BY: LAUREN D’SOUZA
Americans live a lifestyle focused on disposable goods. Instead of having to deal with the hassle of carrying around and cleaning out reusable items, it often seems easier or more convenient to grab one-time use products. However, this attitude can be dangerous and lead to an immense amount of plastic waste that ends up in our landfills—even our campus waste audit found that a good proportion of Harvey Mudd’s waste was comprised of single-use items.
Further, we often use disposable products on a daily basis, rather than just occasionally. This leads to an accumulation of waste over time that is hard for us to notice and be mindful of in our every day lives. Even if some of these disposable products are recyclable, the sheer volume and concentration of their use creates a massive waste problem. The EPA’s 2010 waste audit estimated that 21.3 percent of landfill waste is from “nondurable, disposable goods.” 
So, for your convenience, we’ve put together a list of unique alternatives to disposable, everyday goods that you can start using today.
Alternatives to Disposable Products
As an alternative to single-use plastic cutlery, an Indian startup called Bakeys has created a groundbreaking edible spoon, made primarily from sorghum (millet). Sorghum is a sustainable substitute for rice, especially given the climate change-induced shortage of rainfall—it requires 3.5 times less water per ton than rice to grow.  Each utensil has a shelf life of three years, and they come in different flavors like hot and spicy, ginger, garlic, or onion. The utensils are completely edible, but they also biodegrade in 3-5 days because Bakeys uses no preservatives or chemicals in the manufacturing process. The best part: you can buy 100 utensils for just $4, only slightly more than the current price of plastic cutlery.
You may have heard that Keurig has just made their single-serve instant coffee pods recyclable. Although this is an improvement from their prior non-recyclable pods, the New York Times writes that the new pods are not compostable and not reusable, and Keurig will still be selling billions of pieces of plastic every year.  The good news is that Keurig does make a durable, reusable K-Cup made from mesh that works on every Keurig model. You can fill the filter (called My K-Cup) with any coffee grounds or tea leaves, and insert it in the Keurig like a normal K-Cup. If you want to go the extra mile, you can even compost the used grounds or leaves before you wash out the reusable K-Cup! You can also check out non-Keurig affiliated reusable cups such as Solofill or Ekobrew. If you’re still a fan of the pre-packaged single-use cups, be sure to grab a tool like the “Recycle A Cup,” which cuts and separates used K-Cups for recycling.

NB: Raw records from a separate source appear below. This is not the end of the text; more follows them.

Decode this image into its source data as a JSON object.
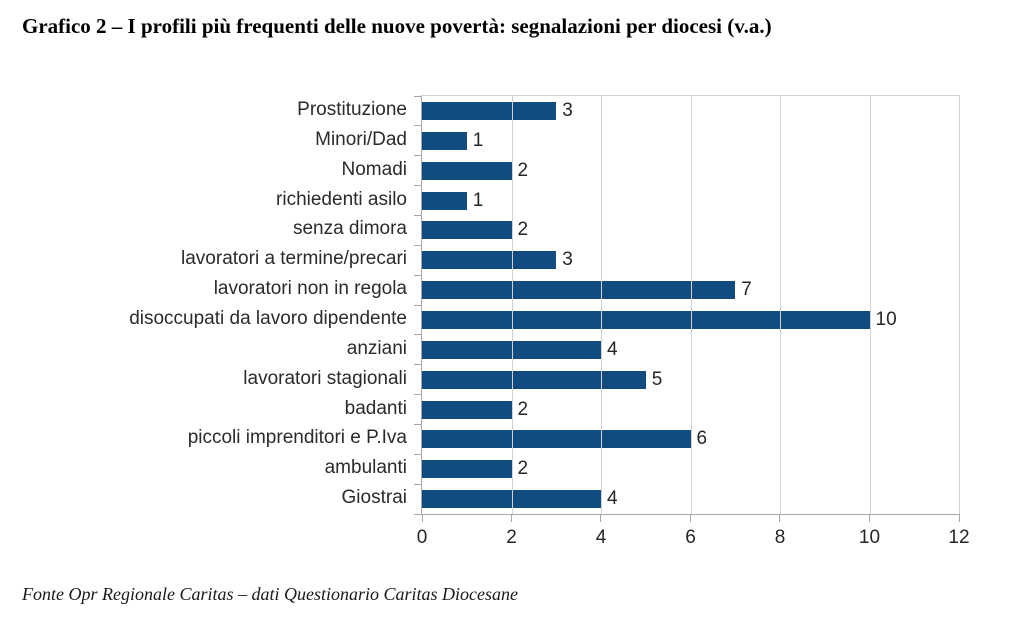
{
  "title": "Grafico 2 – I profili più frequenti delle nuove povertà: segnalazioni per diocesi (v.a.)",
  "footer": "Fonte Opr Regionale Caritas – dati Questionario Caritas Diocesane",
  "colors": {
    "bar": "#114b7f",
    "gridline": "#d2d2d2",
    "axis": "#a8a8a8",
    "text": "#262626"
  },
  "chart_data": {
    "type": "bar",
    "orientation": "horizontal",
    "title": "Grafico 2 – I profili più frequenti delle nuove povertà: segnalazioni per diocesi (v.a.)",
    "categories": [
      "Prostituzione",
      "Minori/Dad",
      "Nomadi",
      "richiedenti asilo",
      "senza dimora",
      "lavoratori a termine/precari",
      "lavoratori non in regola",
      "disoccupati da lavoro dipendente",
      "anziani",
      "lavoratori stagionali",
      "badanti",
      "piccoli imprenditori e P.Iva",
      "ambulanti",
      "Giostrai"
    ],
    "values": [
      3,
      1,
      2,
      1,
      2,
      3,
      7,
      10,
      4,
      5,
      2,
      6,
      2,
      4
    ],
    "data_labels": true,
    "xlabel": "",
    "ylabel": "",
    "xlim": [
      0,
      12
    ],
    "x_ticks": [
      0,
      2,
      4,
      6,
      8,
      10,
      12
    ],
    "grid": "vertical",
    "legend": "none",
    "source_note": "Fonte Opr Regionale Caritas – dati Questionario Caritas Diocesane"
  }
}
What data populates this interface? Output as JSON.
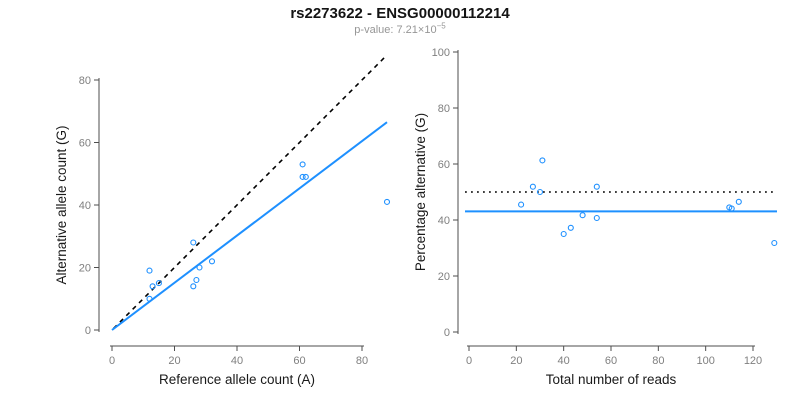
{
  "header": {
    "title": "rs2273622 - ENSG00000112214",
    "subtitle_base": "p-value: 7.21×10",
    "subtitle_exponent": "−5"
  },
  "colors": {
    "accent_blue": "#1E90FF",
    "line_black": "#000000",
    "axis_line": "#4d4d4d",
    "tick_label_gray": "#7f7f7f",
    "axis_title_color": "#1a1a1a",
    "subtitle_gray": "#969696"
  },
  "chart_data": [
    {
      "type": "scatter",
      "name": "allele-counts",
      "xlabel": "Reference allele count (A)",
      "ylabel": "Alternative allele count (G)",
      "xlim": [
        0,
        88
      ],
      "ylim": [
        0,
        88
      ],
      "xticks": [
        0,
        20,
        40,
        60,
        80
      ],
      "yticks": [
        0,
        20,
        40,
        60,
        80
      ],
      "grid": false,
      "legend": "none",
      "marker": "open-circle",
      "x": [
        12,
        13,
        15,
        12,
        26,
        27,
        28,
        32,
        26,
        61,
        62,
        61,
        88
      ],
      "y": [
        10,
        14,
        15,
        19,
        14,
        16,
        20,
        22,
        28,
        49,
        49,
        53,
        41
      ],
      "lines": [
        {
          "name": "identity-line",
          "style": "dashed",
          "color": "#000000",
          "from": [
            0.5,
            0.5
          ],
          "to": [
            87.5,
            87.5
          ]
        },
        {
          "name": "fit-line",
          "style": "solid",
          "color": "#1E90FF",
          "from": [
            0,
            0
          ],
          "to": [
            88,
            66.5
          ]
        }
      ]
    },
    {
      "type": "scatter",
      "name": "percentage-vs-reads",
      "xlabel": "Total number of reads",
      "ylabel": "Percentage alternative (G)",
      "xlim": [
        0,
        129
      ],
      "ylim": [
        0,
        100
      ],
      "xticks": [
        0,
        20,
        40,
        60,
        80,
        100,
        120
      ],
      "yticks": [
        0,
        20,
        40,
        60,
        80,
        100
      ],
      "grid": false,
      "legend": "none",
      "marker": "open-circle",
      "x": [
        22,
        27,
        30,
        31,
        40,
        43,
        48,
        54,
        54,
        110,
        111,
        114,
        129
      ],
      "y": [
        45.5,
        51.9,
        50,
        61.3,
        35,
        37.2,
        41.7,
        40.7,
        51.9,
        44.5,
        44.1,
        46.5,
        31.8
      ],
      "lines": [
        {
          "name": "expected-50pct-line",
          "style": "dotted",
          "color": "#000000",
          "hline": 50
        },
        {
          "name": "mean-percentage-line",
          "style": "solid",
          "color": "#1E90FF",
          "hline": 43.1
        }
      ]
    }
  ]
}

Tea bags also account for a large amount of everyday waste. Although most (staple-free) tea bags are compostable, many people just throw them out, sending them to the landfill. To avoid this unnecessary waste, we recommend using tea infusers or tea steepers instead. All you need to do is pack these metal-mesh balls with loose leaf tea and let them brew in a mug of hot water, just like you would do with a tea bag. Tea steepers come in many shapes and forms—you can try a silicone infuser, a mesh ball, or a lidded resting steeper.
Menstrual cups are the only reusable feminine hygiene product out there, and they come with huge environmental implications. Menstrual cups are reusable, washable silicone cups that reduce the waste and cost that are usually associated with a menstrual cycle. According to the Diva Cup’s website, the average American woman uses 300-420 pads or tampons per year, all of which end up in a landfill. This sanitary waste also has the potential to leach into groundwater, lakes, and streams, posing public health risks. There are lots of brands of menstrual cups: the Diva Cup (the most popular), FemmyCycle, Lunette, LENA, and Eva Cup are just a few that are currently on the market.
Although manual toothbrushes seem to have a longer use than some of the disposable products discussed above, the plastic and silicone materials remain in landfills for hundreds or thousands of years. Considering that 4.7 billion plastic toothbrushes are deposited in landfills every year, this makes for a massive amount of plastic waste.  Bamboo toothbrushes, like those made by Brush with Bamboo, The Environmental Toothbrush, and Gessato, are completely biodegradable and compostable—and, they’re just as inexpensive as plastic toothbrushes.
Even if it may seem easier or more convenient to buy a single-use product that you can throw away after using, exercise your power as a consumer and choose to buy reusable items instead.